Poster Workshop: Wednesday 24 April at the University of Reading

This hands-on workshop and study day is a follow-up to the Victoria and Albert Museum’s conference Posters: collection, creation and context, and will focus on the design and production of letterpress and chromolithographed posters.

The day will combine practical printing with sessions devoted to studying a rich array of original examples, and should provide an unparalleled opportunity to consider poster production from several different standpoints (technique, design, display, and context).

In the practical sessions, run by Martin Andrews and Alan Hardie, participants will have an opportunity to print poster-like material from wood type, wood blocks, and nineteenth-century presses, in much the same way that would have been done throughout most of the nineteenth century.

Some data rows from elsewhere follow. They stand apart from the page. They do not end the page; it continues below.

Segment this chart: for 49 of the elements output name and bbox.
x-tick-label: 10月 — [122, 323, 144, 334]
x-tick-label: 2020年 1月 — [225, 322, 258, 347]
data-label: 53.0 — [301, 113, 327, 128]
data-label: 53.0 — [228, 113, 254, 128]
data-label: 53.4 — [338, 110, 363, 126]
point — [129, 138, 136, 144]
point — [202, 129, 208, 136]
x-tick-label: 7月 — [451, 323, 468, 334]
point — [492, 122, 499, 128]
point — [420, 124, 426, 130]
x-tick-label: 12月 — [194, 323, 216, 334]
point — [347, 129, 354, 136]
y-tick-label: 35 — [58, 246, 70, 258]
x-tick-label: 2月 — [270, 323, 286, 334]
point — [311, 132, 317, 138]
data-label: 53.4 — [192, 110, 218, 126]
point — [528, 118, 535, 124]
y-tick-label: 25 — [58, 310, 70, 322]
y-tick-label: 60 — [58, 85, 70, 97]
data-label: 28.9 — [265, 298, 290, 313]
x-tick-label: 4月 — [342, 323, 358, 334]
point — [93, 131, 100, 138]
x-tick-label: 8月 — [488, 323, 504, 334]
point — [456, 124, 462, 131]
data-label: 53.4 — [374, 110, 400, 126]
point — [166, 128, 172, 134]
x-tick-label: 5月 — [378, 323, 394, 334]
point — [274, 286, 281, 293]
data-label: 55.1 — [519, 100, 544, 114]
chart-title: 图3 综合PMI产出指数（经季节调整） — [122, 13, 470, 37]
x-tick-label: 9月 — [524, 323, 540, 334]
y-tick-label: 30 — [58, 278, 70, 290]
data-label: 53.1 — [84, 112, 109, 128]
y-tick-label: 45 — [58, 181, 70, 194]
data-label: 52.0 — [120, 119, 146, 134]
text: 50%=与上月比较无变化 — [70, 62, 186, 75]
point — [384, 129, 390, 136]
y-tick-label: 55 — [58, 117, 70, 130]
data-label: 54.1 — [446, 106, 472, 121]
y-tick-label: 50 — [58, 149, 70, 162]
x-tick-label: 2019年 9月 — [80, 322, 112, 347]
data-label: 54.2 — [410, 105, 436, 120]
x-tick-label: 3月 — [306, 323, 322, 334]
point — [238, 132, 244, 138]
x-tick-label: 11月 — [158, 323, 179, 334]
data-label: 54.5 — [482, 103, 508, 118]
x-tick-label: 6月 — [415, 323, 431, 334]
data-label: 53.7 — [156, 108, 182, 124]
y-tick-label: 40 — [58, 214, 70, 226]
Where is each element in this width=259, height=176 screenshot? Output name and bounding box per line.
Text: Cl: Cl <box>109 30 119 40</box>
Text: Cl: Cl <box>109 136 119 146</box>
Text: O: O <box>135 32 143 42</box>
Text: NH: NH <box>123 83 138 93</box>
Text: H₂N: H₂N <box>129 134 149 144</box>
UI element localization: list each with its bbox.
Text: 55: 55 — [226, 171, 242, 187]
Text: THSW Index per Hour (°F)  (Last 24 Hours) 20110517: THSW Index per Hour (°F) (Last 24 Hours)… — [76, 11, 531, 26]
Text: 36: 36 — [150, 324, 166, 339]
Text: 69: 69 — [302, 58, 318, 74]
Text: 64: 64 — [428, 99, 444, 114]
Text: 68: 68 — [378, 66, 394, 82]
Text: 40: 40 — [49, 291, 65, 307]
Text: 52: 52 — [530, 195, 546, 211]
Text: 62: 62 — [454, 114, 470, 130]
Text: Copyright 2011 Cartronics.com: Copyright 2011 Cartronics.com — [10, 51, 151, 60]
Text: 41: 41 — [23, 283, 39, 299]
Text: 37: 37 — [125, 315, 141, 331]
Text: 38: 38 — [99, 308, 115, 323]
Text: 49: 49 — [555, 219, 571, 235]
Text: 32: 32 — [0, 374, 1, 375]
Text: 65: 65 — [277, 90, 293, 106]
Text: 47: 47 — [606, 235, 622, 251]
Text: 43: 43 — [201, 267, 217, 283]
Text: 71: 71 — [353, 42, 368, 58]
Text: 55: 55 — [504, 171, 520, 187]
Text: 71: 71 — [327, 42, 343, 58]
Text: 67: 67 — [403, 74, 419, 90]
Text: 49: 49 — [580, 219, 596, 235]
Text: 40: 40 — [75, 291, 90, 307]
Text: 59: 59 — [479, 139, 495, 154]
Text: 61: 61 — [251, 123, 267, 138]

They will also be able to make marks on lithographic stone and help with taking impressions from what they have produced.

The study sessions, run by Michael Twyman, will cover letterpress and lithographic posters in two sessions. The first will trace the evolution of the letterpress poster in England and France from the late eighteenth century to the mid twentieth century, and make comparisons between the two approaches. The second will focus on the production of chromolithographed posters in England and France from the 1890s to the middle of the 1960s. Both sessions will draw exclusively on original material.

Martin Andrews is a designer, printing historian, and teacher in the Department of Typography & Graphic Communication of the University of Reading, Alan Hardie is an experienced printmaker, and Michael Twyman, Director of the University’s Centre for Ephemera Studies, is a printing historian specializing in lithography.

This all-day event will take place in the Print Studio of the Institute of Education at Reading University’s London Road site. Numbers will be limited to 30 (sessions will be repeated so that no more than 15 people will be at each one). The cost will be £40, to include tea and coffee. Lunch is not included but the cafe, Eat & Drink at London Road, is nearby.